The Leading Coefficient Test is a handy tool for predicting the end behavior of polynomial graphs—how the graph behaves as it heads towards positive or negative infinity. When dealing with this concept, focus on the leading term of the polynomial, which is the term with the highest power of the variable.

To apply the test, look at the degree of the polynomial and the sign of its leading coefficient. If the degree is even and the leading coefficient is positive, both ends of the graph will point upward. Conversely, if the leading coefficient is negative, both ends will point downward. For polynomials with odd degrees, if the leading coefficient is positive, the end behavior will be up on the right and down on the left; if negative, vice versa.

The function f(x) = -x^4 + 4x^2 illustrates an instance where the degree is 4 (even) and the leading coefficient is -1 (negative), telling us that both tails of the graph point down, leading to an intuitive visualization of the graph's behavior at extreme values of x.

X-intercepts, also known as zeroes or roots, are the points where the graph of a polynomial crosses or touches the x-axis. These occur when the value of f(x) is zero. To find the x-intercepts, you'll need to solve the equation f(x) = 0.

In the example f(x) = -x^4 + 4x^2, factoring helps us identify the intercepts. Once factored into x^2(4 - x^2) = 0, we set each factor to zero and solve for x, providing us with x = 0, x = +2, and x = -2 as intercepts. Noting whether the graph crosses or touches the x-axis at these points helps us map the function more accurately.
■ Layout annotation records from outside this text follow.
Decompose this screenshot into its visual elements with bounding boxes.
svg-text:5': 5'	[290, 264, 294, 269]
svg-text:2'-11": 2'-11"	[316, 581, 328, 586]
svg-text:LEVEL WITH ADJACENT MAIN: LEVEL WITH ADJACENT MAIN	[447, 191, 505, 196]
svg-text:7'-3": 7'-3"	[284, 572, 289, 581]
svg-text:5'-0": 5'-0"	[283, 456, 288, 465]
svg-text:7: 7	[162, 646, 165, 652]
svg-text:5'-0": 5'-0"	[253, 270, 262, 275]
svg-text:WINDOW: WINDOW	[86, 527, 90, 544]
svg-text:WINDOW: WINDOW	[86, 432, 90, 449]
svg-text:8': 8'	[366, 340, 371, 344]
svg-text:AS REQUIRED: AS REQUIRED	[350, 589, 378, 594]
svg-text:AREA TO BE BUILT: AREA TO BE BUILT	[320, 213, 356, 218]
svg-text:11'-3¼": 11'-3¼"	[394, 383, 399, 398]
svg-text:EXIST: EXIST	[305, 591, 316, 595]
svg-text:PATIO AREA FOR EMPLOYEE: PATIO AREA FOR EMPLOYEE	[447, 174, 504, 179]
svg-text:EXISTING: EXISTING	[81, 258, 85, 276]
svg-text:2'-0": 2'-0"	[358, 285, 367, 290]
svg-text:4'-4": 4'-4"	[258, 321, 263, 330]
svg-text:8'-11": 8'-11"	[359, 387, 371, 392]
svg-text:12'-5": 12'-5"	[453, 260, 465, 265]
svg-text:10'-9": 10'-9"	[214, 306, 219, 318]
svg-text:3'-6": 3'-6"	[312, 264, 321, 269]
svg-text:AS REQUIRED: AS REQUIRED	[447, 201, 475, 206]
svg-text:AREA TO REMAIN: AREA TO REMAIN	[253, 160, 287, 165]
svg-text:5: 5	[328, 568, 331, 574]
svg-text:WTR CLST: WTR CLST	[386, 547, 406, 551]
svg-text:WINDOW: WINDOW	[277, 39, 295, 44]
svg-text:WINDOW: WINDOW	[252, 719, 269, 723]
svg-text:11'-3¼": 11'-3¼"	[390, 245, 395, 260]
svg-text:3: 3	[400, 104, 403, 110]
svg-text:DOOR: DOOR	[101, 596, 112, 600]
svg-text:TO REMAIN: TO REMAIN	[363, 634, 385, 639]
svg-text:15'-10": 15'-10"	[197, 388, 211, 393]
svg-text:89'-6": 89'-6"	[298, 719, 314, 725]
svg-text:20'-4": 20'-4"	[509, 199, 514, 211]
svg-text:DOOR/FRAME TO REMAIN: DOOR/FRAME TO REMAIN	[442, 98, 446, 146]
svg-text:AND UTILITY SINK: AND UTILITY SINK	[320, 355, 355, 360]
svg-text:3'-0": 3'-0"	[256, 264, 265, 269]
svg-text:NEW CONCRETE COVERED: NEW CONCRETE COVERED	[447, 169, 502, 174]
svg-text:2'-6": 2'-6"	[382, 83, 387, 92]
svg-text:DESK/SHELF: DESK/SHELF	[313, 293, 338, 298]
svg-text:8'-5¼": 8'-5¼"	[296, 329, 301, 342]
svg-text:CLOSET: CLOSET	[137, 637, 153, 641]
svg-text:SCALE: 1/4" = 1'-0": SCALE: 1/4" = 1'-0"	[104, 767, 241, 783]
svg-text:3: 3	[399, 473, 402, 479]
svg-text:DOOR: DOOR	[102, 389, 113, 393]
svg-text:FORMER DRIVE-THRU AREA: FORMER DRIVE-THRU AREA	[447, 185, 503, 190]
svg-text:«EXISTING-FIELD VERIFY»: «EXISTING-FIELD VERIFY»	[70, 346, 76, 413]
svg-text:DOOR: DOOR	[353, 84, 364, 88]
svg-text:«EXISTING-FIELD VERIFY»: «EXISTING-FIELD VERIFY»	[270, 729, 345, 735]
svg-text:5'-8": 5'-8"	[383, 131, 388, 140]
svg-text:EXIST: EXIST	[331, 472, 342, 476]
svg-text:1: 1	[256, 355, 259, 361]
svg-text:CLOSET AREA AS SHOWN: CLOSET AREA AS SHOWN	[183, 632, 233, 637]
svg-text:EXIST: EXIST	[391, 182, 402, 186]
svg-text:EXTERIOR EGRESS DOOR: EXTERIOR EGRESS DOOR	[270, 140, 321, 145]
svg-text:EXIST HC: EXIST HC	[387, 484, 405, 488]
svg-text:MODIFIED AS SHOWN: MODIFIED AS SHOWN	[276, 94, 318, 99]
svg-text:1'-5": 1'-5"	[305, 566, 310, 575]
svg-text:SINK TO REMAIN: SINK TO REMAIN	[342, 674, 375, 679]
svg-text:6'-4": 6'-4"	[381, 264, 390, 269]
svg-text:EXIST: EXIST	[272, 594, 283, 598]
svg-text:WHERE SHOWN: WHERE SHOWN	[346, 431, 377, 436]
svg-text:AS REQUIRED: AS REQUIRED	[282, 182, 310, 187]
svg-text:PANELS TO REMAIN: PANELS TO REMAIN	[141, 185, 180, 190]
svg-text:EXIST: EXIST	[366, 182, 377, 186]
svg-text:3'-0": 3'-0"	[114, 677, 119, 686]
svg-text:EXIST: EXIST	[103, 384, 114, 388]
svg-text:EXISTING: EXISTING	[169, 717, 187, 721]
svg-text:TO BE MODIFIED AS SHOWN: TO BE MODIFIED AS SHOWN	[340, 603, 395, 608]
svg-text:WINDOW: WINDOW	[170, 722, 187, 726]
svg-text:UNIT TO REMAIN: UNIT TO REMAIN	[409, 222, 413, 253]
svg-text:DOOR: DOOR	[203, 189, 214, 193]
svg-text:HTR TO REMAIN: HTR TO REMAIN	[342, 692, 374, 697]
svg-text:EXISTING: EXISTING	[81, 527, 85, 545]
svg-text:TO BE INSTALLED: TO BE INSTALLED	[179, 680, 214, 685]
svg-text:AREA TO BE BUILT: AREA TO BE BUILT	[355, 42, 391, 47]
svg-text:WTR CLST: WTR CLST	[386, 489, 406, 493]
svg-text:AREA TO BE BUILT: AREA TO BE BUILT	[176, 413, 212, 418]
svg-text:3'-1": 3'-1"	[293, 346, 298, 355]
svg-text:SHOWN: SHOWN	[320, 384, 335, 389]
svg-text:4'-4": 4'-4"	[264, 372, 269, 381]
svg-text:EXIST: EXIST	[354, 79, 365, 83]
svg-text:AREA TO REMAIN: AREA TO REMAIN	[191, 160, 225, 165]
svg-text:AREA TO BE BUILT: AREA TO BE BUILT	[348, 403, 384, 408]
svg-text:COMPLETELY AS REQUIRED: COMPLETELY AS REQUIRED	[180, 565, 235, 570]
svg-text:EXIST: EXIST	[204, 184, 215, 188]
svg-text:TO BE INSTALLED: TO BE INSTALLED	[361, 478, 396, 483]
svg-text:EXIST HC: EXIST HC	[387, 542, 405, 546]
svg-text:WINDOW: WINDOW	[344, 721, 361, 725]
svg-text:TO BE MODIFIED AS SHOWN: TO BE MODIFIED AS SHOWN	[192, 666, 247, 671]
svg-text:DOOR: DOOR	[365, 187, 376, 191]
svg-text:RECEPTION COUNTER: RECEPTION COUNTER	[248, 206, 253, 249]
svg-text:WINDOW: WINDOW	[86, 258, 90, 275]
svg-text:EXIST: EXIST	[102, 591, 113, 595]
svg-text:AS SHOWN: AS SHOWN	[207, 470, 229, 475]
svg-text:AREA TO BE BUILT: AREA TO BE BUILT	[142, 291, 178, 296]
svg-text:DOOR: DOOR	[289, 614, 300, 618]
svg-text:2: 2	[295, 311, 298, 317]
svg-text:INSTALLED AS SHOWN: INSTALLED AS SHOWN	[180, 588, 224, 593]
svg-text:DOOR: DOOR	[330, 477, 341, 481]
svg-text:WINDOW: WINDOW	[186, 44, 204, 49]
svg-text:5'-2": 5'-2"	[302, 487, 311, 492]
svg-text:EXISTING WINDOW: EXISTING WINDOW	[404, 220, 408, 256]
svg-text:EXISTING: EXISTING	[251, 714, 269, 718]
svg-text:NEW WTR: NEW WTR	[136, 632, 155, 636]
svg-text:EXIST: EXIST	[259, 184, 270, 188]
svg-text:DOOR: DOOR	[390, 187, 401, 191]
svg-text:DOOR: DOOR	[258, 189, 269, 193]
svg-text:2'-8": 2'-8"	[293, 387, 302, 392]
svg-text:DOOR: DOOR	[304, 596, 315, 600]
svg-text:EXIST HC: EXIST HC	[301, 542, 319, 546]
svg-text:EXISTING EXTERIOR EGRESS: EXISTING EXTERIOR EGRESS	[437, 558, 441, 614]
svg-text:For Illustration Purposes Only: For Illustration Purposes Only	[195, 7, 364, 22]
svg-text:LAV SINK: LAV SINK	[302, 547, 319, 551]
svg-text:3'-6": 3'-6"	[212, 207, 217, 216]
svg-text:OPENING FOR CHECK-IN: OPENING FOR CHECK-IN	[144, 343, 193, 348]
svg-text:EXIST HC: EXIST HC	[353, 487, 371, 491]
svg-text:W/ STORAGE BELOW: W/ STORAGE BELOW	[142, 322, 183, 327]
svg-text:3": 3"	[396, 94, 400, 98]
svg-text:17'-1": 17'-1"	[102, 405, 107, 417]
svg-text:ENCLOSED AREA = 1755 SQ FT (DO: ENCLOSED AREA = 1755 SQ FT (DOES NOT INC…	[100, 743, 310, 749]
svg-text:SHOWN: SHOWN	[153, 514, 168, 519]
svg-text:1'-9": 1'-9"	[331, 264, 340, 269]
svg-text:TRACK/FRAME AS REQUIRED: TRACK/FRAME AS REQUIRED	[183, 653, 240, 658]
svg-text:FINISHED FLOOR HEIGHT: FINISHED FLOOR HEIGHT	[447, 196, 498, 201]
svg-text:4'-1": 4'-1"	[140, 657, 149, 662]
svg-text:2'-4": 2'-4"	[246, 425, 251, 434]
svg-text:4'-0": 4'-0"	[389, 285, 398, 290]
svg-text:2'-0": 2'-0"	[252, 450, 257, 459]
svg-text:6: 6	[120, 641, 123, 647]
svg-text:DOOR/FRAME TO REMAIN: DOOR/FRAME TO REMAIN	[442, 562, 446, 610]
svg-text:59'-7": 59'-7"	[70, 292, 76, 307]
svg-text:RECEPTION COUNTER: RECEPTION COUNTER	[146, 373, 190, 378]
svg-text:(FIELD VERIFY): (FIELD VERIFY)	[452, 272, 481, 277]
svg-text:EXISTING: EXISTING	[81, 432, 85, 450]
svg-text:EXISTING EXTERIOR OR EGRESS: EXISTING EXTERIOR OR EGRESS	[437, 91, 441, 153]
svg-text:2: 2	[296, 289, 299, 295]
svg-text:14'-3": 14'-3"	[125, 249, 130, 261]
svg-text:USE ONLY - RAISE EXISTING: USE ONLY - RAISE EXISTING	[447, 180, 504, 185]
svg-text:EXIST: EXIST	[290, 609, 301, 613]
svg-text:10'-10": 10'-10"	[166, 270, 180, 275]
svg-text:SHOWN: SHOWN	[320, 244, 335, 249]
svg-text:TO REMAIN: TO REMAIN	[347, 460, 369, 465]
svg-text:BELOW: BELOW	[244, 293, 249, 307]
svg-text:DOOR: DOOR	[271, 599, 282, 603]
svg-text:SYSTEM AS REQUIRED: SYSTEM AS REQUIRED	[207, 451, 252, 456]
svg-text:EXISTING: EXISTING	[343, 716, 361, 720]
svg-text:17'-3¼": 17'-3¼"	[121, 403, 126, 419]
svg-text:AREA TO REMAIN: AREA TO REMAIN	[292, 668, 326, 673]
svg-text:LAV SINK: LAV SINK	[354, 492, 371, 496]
The y-intercept is found where the graph crosses the y-axis, which is when x = 0. To locate the y-intercept of a function, you simply substitute 0 for x in the equation and calculate f(0).

For instance, with our function f(x) = -x^4 + 4x^2, plugging in 0 gives f(0) = 0, indicating that the y-intercept is at the origin, (0,0). This information is crucial for graphing as it provides a starting point on the graph.

Symmetry in algebra refers to a geometric balance in a graph. A function can be symmetric about the y-axis or about the origin. If you replace x with -x in the function and the function remains unchanged, it's y-axis symmetric. If replacing x with -x results in the original function being multiplied by -1, it's symmetric about the origin.

For the function f(x) = -x^4 + 4x^2, symmetry can be tested by substituting -x for x. Since this substitution does not change the function, it is symmetric about the y-axis. This characteristic impacts how the graph is drawn, ensuring that for every point on one side of the y-axis, there is a mirror point on the opposite side.

Turning points are places where the graph changes direction, from increasing to decreasing or vice versa. The number of turning points in a polynomial function is at most the degree of the polynomial minus one. However, just because a polynomial can have that many turning points doesn't mean it will. It’s the maximum possible.

Looking again at f(x) = -x^4 + 4x^2, which is a fourth-degree polynomial (n = 4), it may have up to 3 (n - 1) turning points. When graphing, if the number of observed turning points exceeds this limit, it could mean the graph has been plotted incorrectly, and errors in plotting or calculating should be checked.